A Brief History of Singapore

A Journey into Singapore’s Past

While the earliest known historical records of Singapore are shrouded in the mists of time, a third century Chinese account describes it as "Pu-luo-chung", or the "island at the end of a peninsula".  Later, the city was known as Temasek ("Sea Town"), when the first settlements were established from AD 1298-1299.

During the 14th century, this small but strategically- located island earned a new name. According to legend, Sang Nila Utama, a Prince from Palembang (the capital of Srivijaya), was out on a hunting trip when he caught sight of an animal he had never seen before. Taking it to be a good sign, he founded a city where the animal had been spotted, naming it “The Lion City” or Singapura, from the Sanskrit words “simha” (lion) and “pura” (city).

The city was then ruled by the five kings of ancient Singapura. Located at the tip of the Malay Peninsula, the natural meeting point of sea routes, the city served as a flourishing trading post for a wide variety of sea vessels, including Chinese junks, Indian vessels, Arab dhows, Portuguese battleships, and Buginese schooners.

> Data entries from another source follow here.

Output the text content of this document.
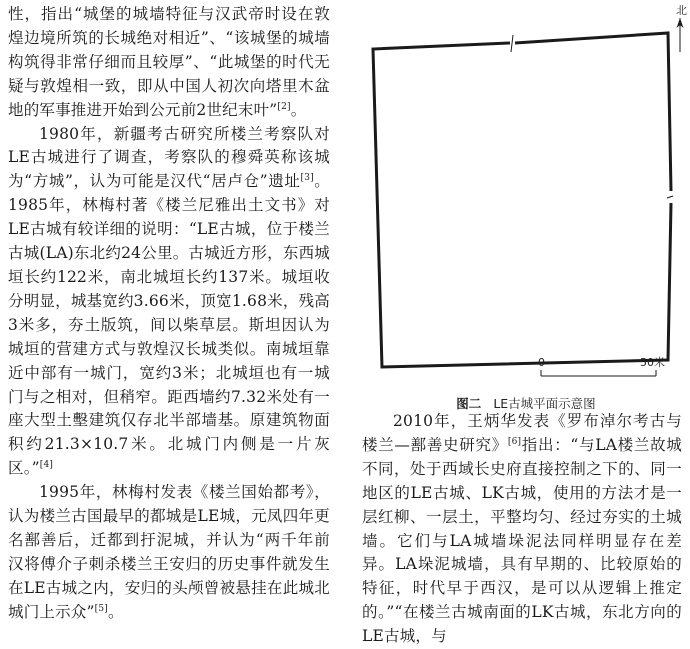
性，指出“城堡的城墙特征与汉武帝时设在敦煌边境所筑的长城绝对相近”、“该城堡的城墙构筑得非常仔细而且较厚”、“此城堡的时代无疑与敦煌相一致，即从中国人初次向塔里木盆地的军事推进开始到公元前2世纪末叶”[2]。

1980年，新疆考古研究所楼兰考察队对LE古城进行了调查，考察队的穆舜英称该城为“方城”，认为可能是汉代“居卢仓”遗址[3]。1985年，林梅村著《楼兰尼雅出土文书》对LE古城有较详细的说明：“LE古城，位于楼兰古城(LA)东北约24公里。古城近方形，东西城垣长约122米，南北城垣长约137米。城垣收分明显，城基宽约3.66米，顶宽1.68米，残高3米多，夯土版筑，间以柴草层。斯坦因认为城垣的营建方式与敦煌汉长城类似。南城垣靠近中部有一城门，宽约3米；北城垣也有一城门与之相对，但稍窄。距西墙约7.32米处有一座大型土墼建筑仅存北半部墙基。原建筑物面积约21.3×10.7米。北城门内侧是一片灰区。”[4]

1995年，林梅村发表《楼兰国始都考》，认为楼兰古国最早的都城是LE城，元凤四年更名鄯善后，迁都到扜泥城，并认为“两千年前汉将傅介子刺杀楼兰王安归的历史事件就发生在LE古城之内，安归的头颅曾被悬挂在此城北城门上示众”[5]。

北
0	50米
图二 LE古城平面示意图

2010年，王炳华发表《罗布淖尔考古与楼兰—鄯善史研究》[6]指出：“与LA楼兰故城不同，处于西域长史府直接控制之下的、同一地区的LE古城、LK古城，使用的方法才是一层红柳、一层土，平整均匀、经过夯实的土城墙。它们与LA城墙垛泥法同样明显存在差异。LA垛泥城墙，具有早期的、比较原始的特征，时代早于西汉，是可以从逻辑上推定的。”“在楼兰古城南面的LK古城，东北方向的LE古城，与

The next important period in the history of Singapore was during the 19th century, when modern Singapore was founded. At this time, Singapore was already an up and coming trading post along the Malacca Straits.  It was also then when Great Britain started to see the need for a port of call in the region. In particular, British traders needed a strategic venue to base the merchant fleet of the growing empire, and to forestall any advance made by the Dutch in the region.

The then Lieutenant-Governor of Bencoolen (now Bengkulu) in Sumatra, Sir Thomas Stamford Raffles, landed in Singapore on 29 January 1819 after a survey of the neighbouring islands. Recognising the immense potential of the swamp-covered island, he helped negotiate a treaty with the local rulers and  established Singapore as a trading station. Soon, the island’s policy of free trade attracted merchants from all over Asia and from as far away as the Middle East and the US.

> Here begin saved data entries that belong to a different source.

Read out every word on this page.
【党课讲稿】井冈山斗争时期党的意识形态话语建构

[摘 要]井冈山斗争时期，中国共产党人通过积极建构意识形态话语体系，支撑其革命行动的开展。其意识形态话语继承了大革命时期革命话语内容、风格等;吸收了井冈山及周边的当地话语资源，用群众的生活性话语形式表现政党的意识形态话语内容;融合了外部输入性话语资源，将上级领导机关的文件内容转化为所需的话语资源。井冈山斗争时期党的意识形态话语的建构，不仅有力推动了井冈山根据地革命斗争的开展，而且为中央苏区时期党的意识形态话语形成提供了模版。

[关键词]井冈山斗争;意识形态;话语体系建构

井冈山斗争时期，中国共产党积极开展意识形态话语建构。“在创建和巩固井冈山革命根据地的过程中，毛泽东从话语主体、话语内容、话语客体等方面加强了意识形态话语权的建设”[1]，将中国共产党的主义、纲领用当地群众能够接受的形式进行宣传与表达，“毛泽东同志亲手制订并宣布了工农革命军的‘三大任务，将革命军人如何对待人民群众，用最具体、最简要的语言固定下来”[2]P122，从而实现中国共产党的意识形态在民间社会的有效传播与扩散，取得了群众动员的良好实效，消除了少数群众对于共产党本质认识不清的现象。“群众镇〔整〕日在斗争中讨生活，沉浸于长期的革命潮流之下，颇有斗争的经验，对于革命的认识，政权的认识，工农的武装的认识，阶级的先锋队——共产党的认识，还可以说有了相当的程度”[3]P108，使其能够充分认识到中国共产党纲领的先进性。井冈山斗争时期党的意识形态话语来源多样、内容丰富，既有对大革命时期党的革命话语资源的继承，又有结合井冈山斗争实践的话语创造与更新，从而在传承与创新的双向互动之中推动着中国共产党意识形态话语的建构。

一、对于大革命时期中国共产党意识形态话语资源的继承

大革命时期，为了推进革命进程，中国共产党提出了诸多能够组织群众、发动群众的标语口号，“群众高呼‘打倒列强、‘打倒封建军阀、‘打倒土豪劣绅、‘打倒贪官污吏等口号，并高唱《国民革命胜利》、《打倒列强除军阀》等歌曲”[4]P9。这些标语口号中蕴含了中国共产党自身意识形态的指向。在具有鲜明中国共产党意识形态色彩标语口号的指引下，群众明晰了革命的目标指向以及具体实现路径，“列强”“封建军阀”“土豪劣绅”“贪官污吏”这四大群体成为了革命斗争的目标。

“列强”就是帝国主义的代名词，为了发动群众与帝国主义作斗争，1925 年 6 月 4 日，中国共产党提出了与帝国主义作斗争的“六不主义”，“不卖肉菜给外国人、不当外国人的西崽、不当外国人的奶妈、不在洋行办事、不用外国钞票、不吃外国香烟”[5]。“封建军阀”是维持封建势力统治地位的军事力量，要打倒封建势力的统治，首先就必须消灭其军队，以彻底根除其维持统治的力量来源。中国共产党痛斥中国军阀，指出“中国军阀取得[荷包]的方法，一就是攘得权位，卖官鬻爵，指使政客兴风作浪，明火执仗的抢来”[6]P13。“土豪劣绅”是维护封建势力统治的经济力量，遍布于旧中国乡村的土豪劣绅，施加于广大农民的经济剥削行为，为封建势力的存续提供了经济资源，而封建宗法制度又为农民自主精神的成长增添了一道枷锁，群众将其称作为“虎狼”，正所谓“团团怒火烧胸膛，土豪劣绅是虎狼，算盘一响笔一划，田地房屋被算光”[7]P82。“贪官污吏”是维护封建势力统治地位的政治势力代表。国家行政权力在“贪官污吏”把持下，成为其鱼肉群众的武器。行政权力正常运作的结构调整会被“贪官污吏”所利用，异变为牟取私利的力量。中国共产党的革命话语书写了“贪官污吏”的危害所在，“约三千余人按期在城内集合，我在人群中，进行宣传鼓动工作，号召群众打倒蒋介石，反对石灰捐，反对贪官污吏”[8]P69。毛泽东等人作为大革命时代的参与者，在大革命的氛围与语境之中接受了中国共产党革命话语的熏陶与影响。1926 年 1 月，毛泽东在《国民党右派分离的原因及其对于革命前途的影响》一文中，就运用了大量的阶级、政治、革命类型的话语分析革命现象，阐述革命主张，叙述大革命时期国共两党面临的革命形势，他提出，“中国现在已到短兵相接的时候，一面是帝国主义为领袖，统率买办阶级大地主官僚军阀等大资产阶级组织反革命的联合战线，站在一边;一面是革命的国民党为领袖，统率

In 1832, Singapore became the centre of government for the Straits Settlements of Penang, Malacca and Singapore. With the opening of the Suez Canal in 1869 and the advent of the telegraph and steamship, Singapore's importance as a centre of the expanding trade between the East and West increased tremendously between 1873 and 1913. Its prosperity attracted immigrants from around the region.  By 1860, the thriving country had a population that had grown from a mere 150 in 1819 to 80,792, comprising mainly Chinese, Indians and Malays.

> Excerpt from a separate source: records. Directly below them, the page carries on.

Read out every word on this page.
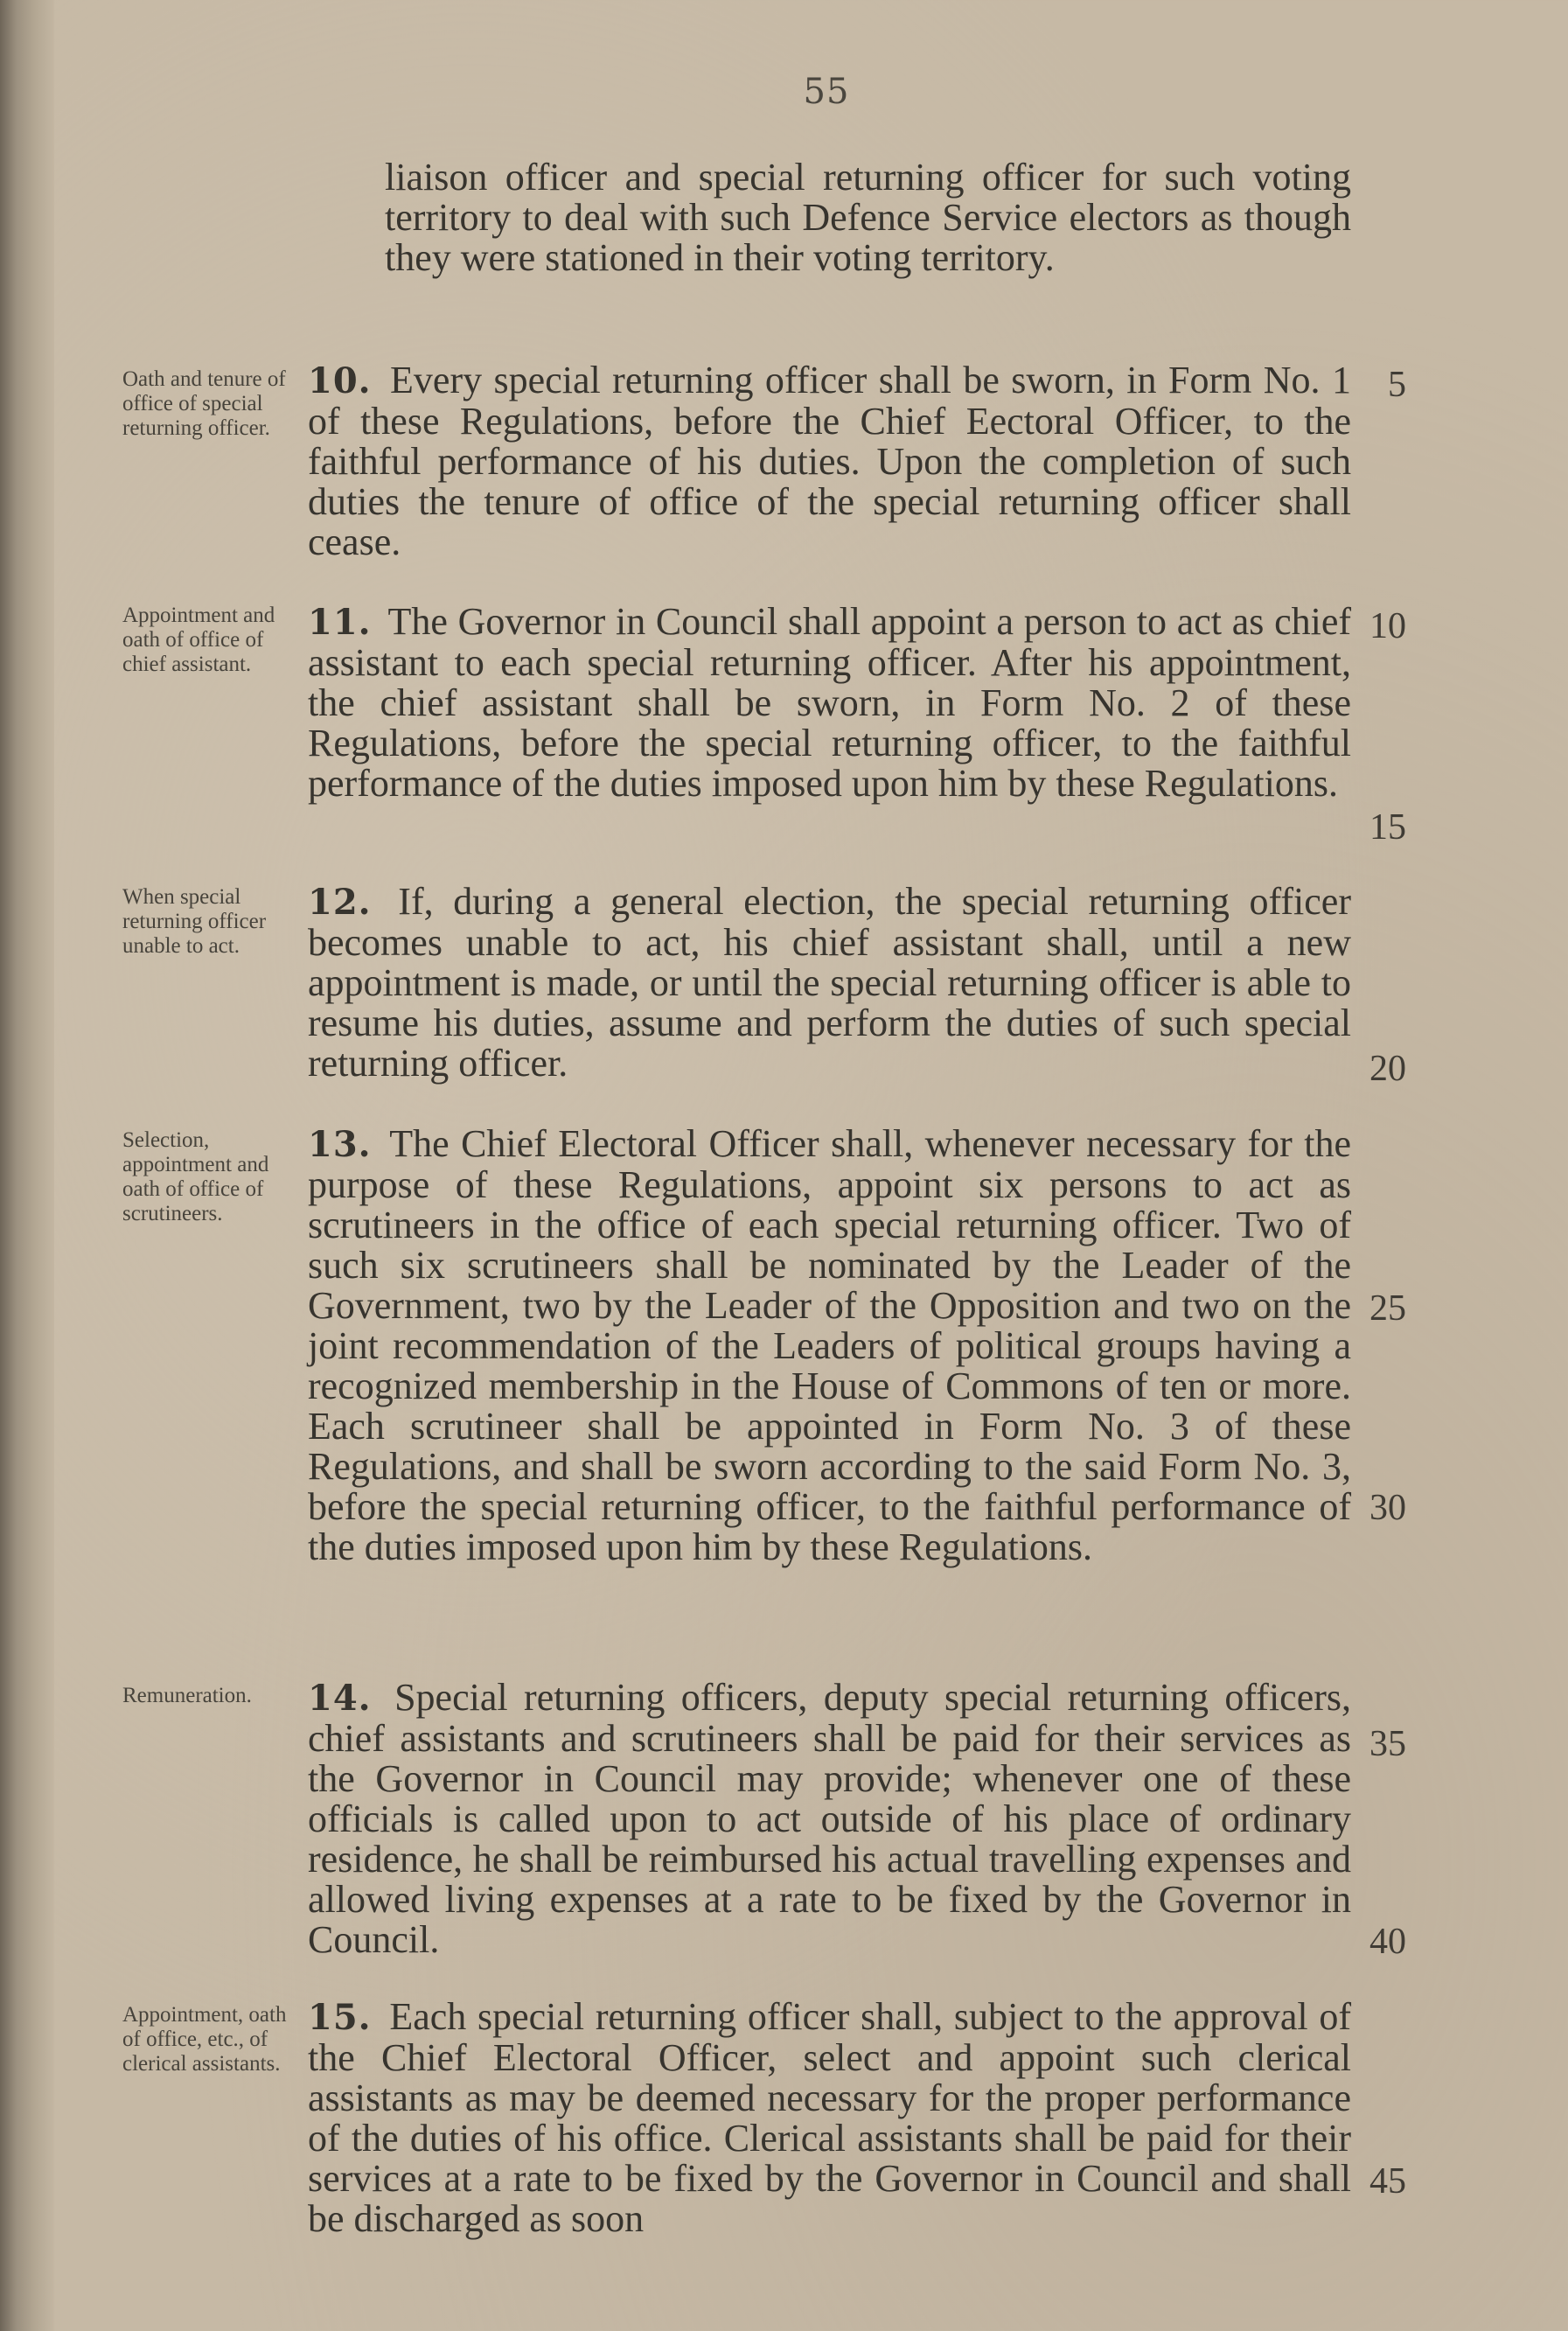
55
liaison officer and special returning officer for such voting territory to deal with such Defence Service electors as though they were stationed in their voting territory.
Oath and tenure of office of special returning officer.
10. Every special returning officer shall be sworn, in Form No. 1 of these Regulations, before the Chief Eectoral Officer, to the faithful performance of his duties. Upon the completion of such duties the tenure of office of the special returning officer shall cease.
Appointment and oath of office of chief assistant.
11. The Governor in Council shall appoint a person to act as chief assistant to each special returning officer. After his appointment, the chief assistant shall be sworn, in Form No. 2 of these Regulations, before the special returning officer, to the faithful performance of the duties imposed upon him by these Regulations.
When special returning officer unable to act.
12. If, during a general election, the special returning officer becomes unable to act, his chief assistant shall, until a new appointment is made, or until the special returning officer is able to resume his duties, assume and perform the duties of such special returning officer.
Selection, appointment and oath of office of scrutineers.
13. The Chief Electoral Officer shall, whenever necessary for the purpose of these Regulations, appoint six persons to act as scrutineers in the office of each special returning officer. Two of such six scrutineers shall be nominated by the Leader of the Government, two by the Leader of the Opposition and two on the joint recommendation of the Leaders of political groups having a recognized membership in the House of Commons of ten or more. Each scrutineer shall be appointed in Form No. 3 of these Regulations, and shall be sworn according to the said Form No. 3, before the special returning officer, to the faithful performance of the duties imposed upon him by these Regulations.
Remuneration.	14. Special returning officers, deputy special returning officers, chief assistants and scrutineers shall be paid for their services as the Governor in Council may provide; whenever one of these officials is called upon to act outside of his place of ordinary residence, he shall be reimbursed his actual travelling expenses and allowed living expenses at a rate to be fixed by the Governor in Council.
Appointment, oath of office, etc., of clerical assistants.
15. Each special returning officer shall, subject to the approval of the Chief Electoral Officer, select and appoint such clerical assistants as may be deemed necessary for the proper performance of the duties of his office. Clerical assistants shall be paid for their services at a rate to be fixed by the Governor in Council and shall be discharged as soon
5
10
15
20
25
30
35
40
45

But the peace and prosperity of the country suffered a major blow during World War II, when it was attacked by the Japanese on 8 December 1941. Once regarded as an impregnable fortress, Singapore fell under the Japanese invasion on 15 February 1942. It remained occupied for the next three and half years. 

When the Japanese surrendered in 1945, the island was handed over to the British Military Administration, which remained in power until the dissolution of the Straits Settlement comprising Penang, Melaka and Singapore. In April 1946, Singapore became a Crown Colony.

In 1959, the growth of nationalism led to self-government, and the country’s first general election. The People’s Action Party (PAP) won a majority of 43 seats and Lee Kuan Yew became the first prime minister of Singapore. In 1961, Malaysia proposed a merger between Singapore, the Federation of Malaya, Sarawak, North Borneo and Brunei to foster closer ties. A referendum held in Singapore in 1962 to vote on the merger with Malaysia showed the people’s overwhelming support for it. Following that, Malaysia was formed in 1963 and comprised of the Federation of Malaya, Singapore, Sarawak and North Borneo (now Sabah). However, the merger proved unsuccessful, and less than two years later on 9 August 1965, Singapore left Malaysia to become an independent and sovereign democratic nation.

Today, you can learn about Singapore’s rich historical heritage by visiting many of the national monuments, museums and memorials located around the city. On your trip here, remember to take a walk along one of the many heritage trails or visit the well-known landmarks.